Since they stepped into the Gendarmerie command, no news was heard from them again.
The Gendarmerie denied for 5 days that the two HADEP executives had ever gone there. When the public opinion pressures increased, the Governor of Sirnak Hüseyin Başkaya, confirmed that Serdar Tanış and Ebubekir Deniz had gone to the Gendarmerie Command Silopi on 25 January, but had left half an hour after signing the entry record.
Father of Tanış: We were constantly under threat
The father of Serdar, Şuayip Tanış said:
"While my son was trying to open up the district organization, Levent Ersöz threatened us constantly. They took me to the Şırnak provincial gendarmerie commander. Levent Ersöz said, ‘Make you son drop this work, or it will not be good for you.'
Ersöz called me by phone and further threatened us. When my son came to Silopi he was called to the district gendarmerie station. He went and never came back.”
Human rights organizations, intellectuals, United Nations (UN) Commission of Judicial and Arbitrary Executions Commission opened investigation on the fate of Tanis and Deniz. However, all efforts have been in vain.
Referring to the legal process, Tosun stated that the State had responsibility for the disappearance of Serdar Tanış and Ebubekir Deniz and the case was brought before the European Court of Human Rights (ECtHR).
Violations of various article were found and unanimously ruled.
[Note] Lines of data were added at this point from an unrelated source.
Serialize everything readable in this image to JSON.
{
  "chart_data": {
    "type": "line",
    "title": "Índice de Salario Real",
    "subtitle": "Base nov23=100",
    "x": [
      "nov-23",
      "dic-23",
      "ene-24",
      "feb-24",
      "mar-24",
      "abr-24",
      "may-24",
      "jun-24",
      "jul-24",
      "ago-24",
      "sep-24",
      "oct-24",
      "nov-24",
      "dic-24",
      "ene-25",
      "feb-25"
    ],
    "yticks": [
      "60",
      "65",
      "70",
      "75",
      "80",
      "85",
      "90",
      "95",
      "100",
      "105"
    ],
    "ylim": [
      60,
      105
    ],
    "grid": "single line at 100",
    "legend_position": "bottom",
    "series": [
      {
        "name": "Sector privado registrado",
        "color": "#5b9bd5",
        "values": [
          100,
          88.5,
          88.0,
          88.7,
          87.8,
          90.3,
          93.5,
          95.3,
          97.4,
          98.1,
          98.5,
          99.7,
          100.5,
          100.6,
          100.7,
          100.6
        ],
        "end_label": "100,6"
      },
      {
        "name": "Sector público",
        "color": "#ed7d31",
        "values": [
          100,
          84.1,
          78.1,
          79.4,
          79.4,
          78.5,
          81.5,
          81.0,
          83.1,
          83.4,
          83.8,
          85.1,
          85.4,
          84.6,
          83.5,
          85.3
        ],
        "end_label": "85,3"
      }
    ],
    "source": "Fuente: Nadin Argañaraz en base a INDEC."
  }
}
Pointing out that no steps have been taken to punish the perpetrators of the domestic law despite the ECHR ruling, Tosun said that there has been no progress in the trial opened at Istanbul 13th High Criminal Court.
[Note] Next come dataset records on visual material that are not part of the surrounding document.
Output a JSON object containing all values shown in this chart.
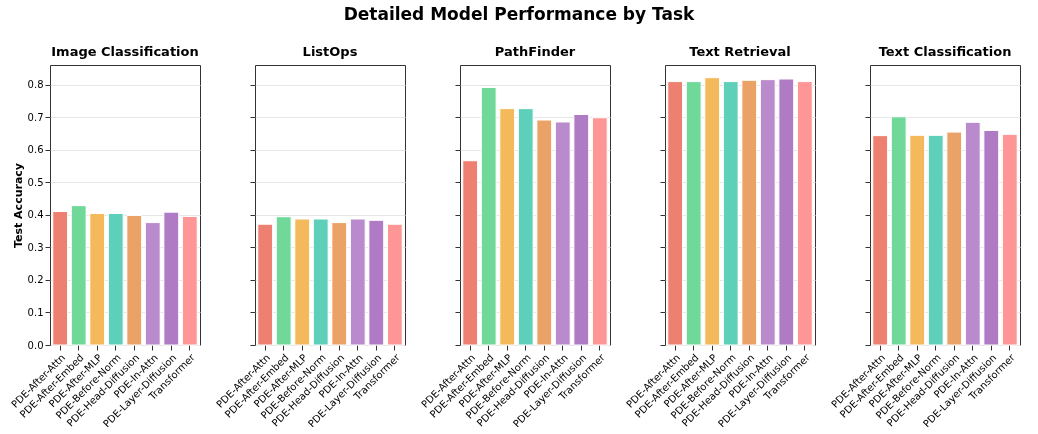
{
  "chart_data": [
    {
      "type": "other",
      "title": "Detailed Model Performance by Task"
    },
    {
      "type": "bar",
      "title": "Image Classification",
      "ylabel": "Test Accuracy",
      "categories": [
        "PDE-After-Attn",
        "PDE-After-Embed",
        "PDE-After-MLP",
        "PDE-Before-Norm",
        "PDE-Head-Diffusion",
        "PDE-In-Attn",
        "PDE-Layer-Diffusion",
        "Transformer"
      ],
      "values": [
        0.41,
        0.428,
        0.404,
        0.404,
        0.398,
        0.376,
        0.408,
        0.395
      ],
      "colors": [
        "#ed8070",
        "#70d99a",
        "#f3b95a",
        "#5ecfb9",
        "#eba267",
        "#b98acc",
        "#ae7bc4",
        "#ff9696"
      ],
      "ylim": [
        0,
        0.86
      ],
      "yticks": [
        {
          "value": 0,
          "label": "0.0"
        },
        0.1,
        0.2,
        0.3,
        0.4,
        0.5,
        0.6,
        0.7,
        0.8
      ],
      "grid": "y"
    },
    {
      "type": "bar",
      "title": "ListOps",
      "categories": [
        "PDE-After-Attn",
        "PDE-After-Embed",
        "PDE-After-MLP",
        "PDE-Before-Norm",
        "PDE-Head-Diffusion",
        "PDE-In-Attn",
        "PDE-Layer-Diffusion",
        "Transformer"
      ],
      "values": [
        0.371,
        0.394,
        0.387,
        0.387,
        0.376,
        0.387,
        0.383,
        0.371
      ],
      "colors": [
        "#ed8070",
        "#70d99a",
        "#f3b95a",
        "#5ecfb9",
        "#eba267",
        "#b98acc",
        "#ae7bc4",
        "#ff9696"
      ],
      "ylim": [
        0,
        0.86
      ],
      "yticks": [
        0,
        0.1,
        0.2,
        0.3,
        0.4,
        0.5,
        0.6,
        0.7,
        0.8
      ],
      "grid": "y",
      "tick_labels": "x"
    },
    {
      "type": "bar",
      "title": "PathFinder",
      "categories": [
        "PDE-After-Attn",
        "PDE-After-Embed",
        "PDE-After-MLP",
        "PDE-Before-Norm",
        "PDE-Head-Diffusion",
        "PDE-In-Attn",
        "PDE-Layer-Diffusion",
        "Transformer"
      ],
      "values": [
        0.566,
        0.791,
        0.726,
        0.726,
        0.691,
        0.685,
        0.708,
        0.698
      ],
      "colors": [
        "#ed8070",
        "#70d99a",
        "#f3b95a",
        "#5ecfb9",
        "#eba267",
        "#b98acc",
        "#ae7bc4",
        "#ff9696"
      ],
      "ylim": [
        0,
        0.86
      ],
      "yticks": [
        0,
        0.1,
        0.2,
        0.3,
        0.4,
        0.5,
        0.6,
        0.7,
        0.8
      ],
      "grid": "y",
      "tick_labels": "x"
    },
    {
      "type": "bar",
      "title": "Text Retrieval",
      "categories": [
        "PDE-After-Attn",
        "PDE-After-Embed",
        "PDE-After-MLP",
        "PDE-Before-Norm",
        "PDE-Head-Diffusion",
        "PDE-In-Attn",
        "PDE-Layer-Diffusion",
        "Transformer"
      ],
      "values": [
        0.809,
        0.809,
        0.821,
        0.809,
        0.813,
        0.815,
        0.817,
        0.809
      ],
      "colors": [
        "#ed8070",
        "#70d99a",
        "#f3b95a",
        "#5ecfb9",
        "#eba267",
        "#b98acc",
        "#ae7bc4",
        "#ff9696"
      ],
      "ylim": [
        0,
        0.86
      ],
      "yticks": [
        0,
        0.1,
        0.2,
        0.3,
        0.4,
        0.5,
        0.6,
        0.7,
        0.8
      ],
      "grid": "y",
      "tick_labels": "x"
    },
    {
      "type": "bar",
      "title": "Text Classification",
      "categories": [
        "PDE-After-Attn",
        "PDE-After-Embed",
        "PDE-After-MLP",
        "PDE-Before-Norm",
        "PDE-Head-Diffusion",
        "PDE-In-Attn",
        "PDE-Layer-Diffusion",
        "Transformer"
      ],
      "values": [
        0.643,
        0.701,
        0.644,
        0.644,
        0.654,
        0.684,
        0.659,
        0.647
      ],
      "colors": [
        "#ed8070",
        "#70d99a",
        "#f3b95a",
        "#5ecfb9",
        "#eba267",
        "#b98acc",
        "#ae7bc4",
        "#ff9696"
      ],
      "ylim": [
        0,
        0.86
      ],
      "yticks": [
        0,
        0.1,
        0.2,
        0.3,
        0.4,
        0.5,
        0.6,
        0.7,
        0.8
      ],
      "grid": "y",
      "tick_labels": "x"
    }
  ]
}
Letter by Deniz’s daughter
Ebubekir Deniz's daughter Ceylan Deniz, sent a letter to this week’s sit-in as she could not attend in person. The letter was read by Hasan Ocak’s sister Maside Ocak.
“My dear Father, it's been 18 years since we have been parted. My brother, who was just born before you disappeared is now a big man. Your absence is something we have never get used to. Sometimes we're putting a spoon at the table, for you. Then we look at your picture on the wall and we're wandering for hours. I don't remember much, because I was 5 when you went. My grandmother tells us of your childhood, your youth. Your latest memories, your laughs, come to us like a fairy tale. You were there, and now you are not. It's like a sweet dream… We couldn't hug or kiss you, my dad! Imagine that every day began with hope and ended with that hope turned into disappointment. Days became years and years passed one after the other. Maybe we live in the hope that our fairy-tale will finally ends with a beautiful end.
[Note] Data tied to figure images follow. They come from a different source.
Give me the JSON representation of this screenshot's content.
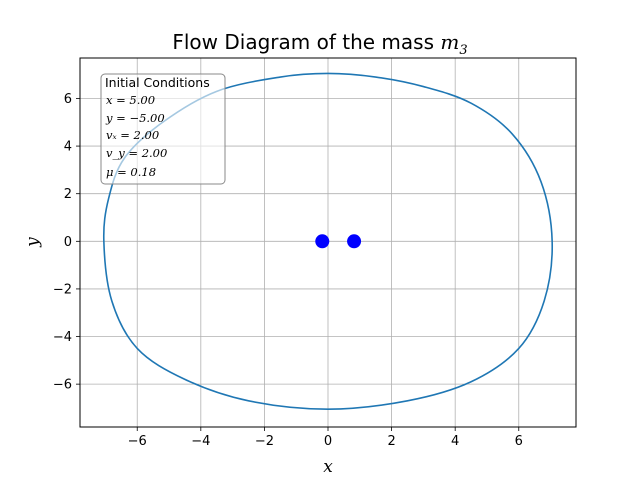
{
  "chart_data": {
    "type": "line",
    "title": "Flow Diagram of the mass ",
    "title_math": "m",
    "title_math_sub": "3",
    "xlabel": "x",
    "ylabel": "y",
    "xlim": [
      -7.8,
      7.8
    ],
    "ylim": [
      -7.8,
      7.7
    ],
    "xticks": [
      -6,
      -4,
      -2,
      0,
      2,
      4,
      6
    ],
    "yticks": [
      -6,
      -4,
      -2,
      0,
      2,
      4,
      6
    ],
    "xtick_labels": [
      "−6",
      "−4",
      "−2",
      "0",
      "2",
      "4",
      "6"
    ],
    "ytick_labels": [
      "−6",
      "−4",
      "−2",
      "0",
      "2",
      "4",
      "6"
    ],
    "grid": true,
    "series": [
      {
        "color": "#1f77b4",
        "x": [
          0.0,
          1.5,
          3.0,
          4.5,
          5.8,
          6.7,
          7.05,
          6.8,
          6.0,
          4.5,
          2.5,
          0.0,
          -2.5,
          -4.5,
          -6.0,
          -6.8,
          -7.05,
          -6.9,
          -6.4,
          -5.2,
          -3.5,
          -1.5,
          0.0
        ],
        "y": [
          7.05,
          6.9,
          6.5,
          5.8,
          4.5,
          2.5,
          0.0,
          -2.5,
          -4.5,
          -5.9,
          -6.7,
          -7.05,
          -6.7,
          -5.8,
          -4.5,
          -2.5,
          0.0,
          1.8,
          3.5,
          5.0,
          6.3,
          6.9,
          7.05
        ]
      }
    ],
    "masses": [
      {
        "x": -0.18,
        "y": 0.0,
        "color": "#0000ff"
      },
      {
        "x": 0.82,
        "y": 0.0,
        "color": "#0000ff"
      }
    ],
    "annotation": {
      "title": "Initial Conditions",
      "lines": [
        "x = 5.00",
        "y = −5.00",
        "vₓ = 2.00",
        "v_y = 2.00",
        "μ = 0.18"
      ],
      "placement": "top-left"
    }
  }
}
Finding a few remains, even, would have made me so happy that I waited for hours at the grave. They came, they dig, they found something. Maybe, they said, is Serdar. I told myself, that’s it, at least I could come to a grave to cry. Perhaps is my father… Days passed and tests were made: he is not your father, they said at last. One part of me was devastated, the other did not let me to lose hope. The longing for you grew so big that it does not fit in our hearts. My dear father! Did they tortured you or killed you with a bullet? What happened to you? If I had known you were not to come back, I would have not let you go. I've been living in the hope of getting news from you for 18 years. No matter how many years pass I won't give up looking for you.”
‘I will not stop searching for you, dad!’
After the reading of the letter Serdar Tanis' son Diyar Tanış took the microphone. Diyar said that his father and his friend disappeared when he was a few months old.
“I hope that one day an independent judiciary will be held, and my father and tens of thousands of unsolved murders will be solved. As long as we live, we will continue the struggle to find out what happened to my father and his friends.”
Tanrikulu: They want to destroy civilian politics
Turkey Human Rights Foundation (TIHV) Amed Representative, CHP deputy Sezgin Tanrikulu recalled the steps taken by the foundation and the Human Rights Association to find out what happened to the two HADEP executives.
Tanrikulu said: “After 18 years Turkey unfortunately is still governed by the same deep mentality. Now they want to destroy civilian politics as they were doing 18 years ago.”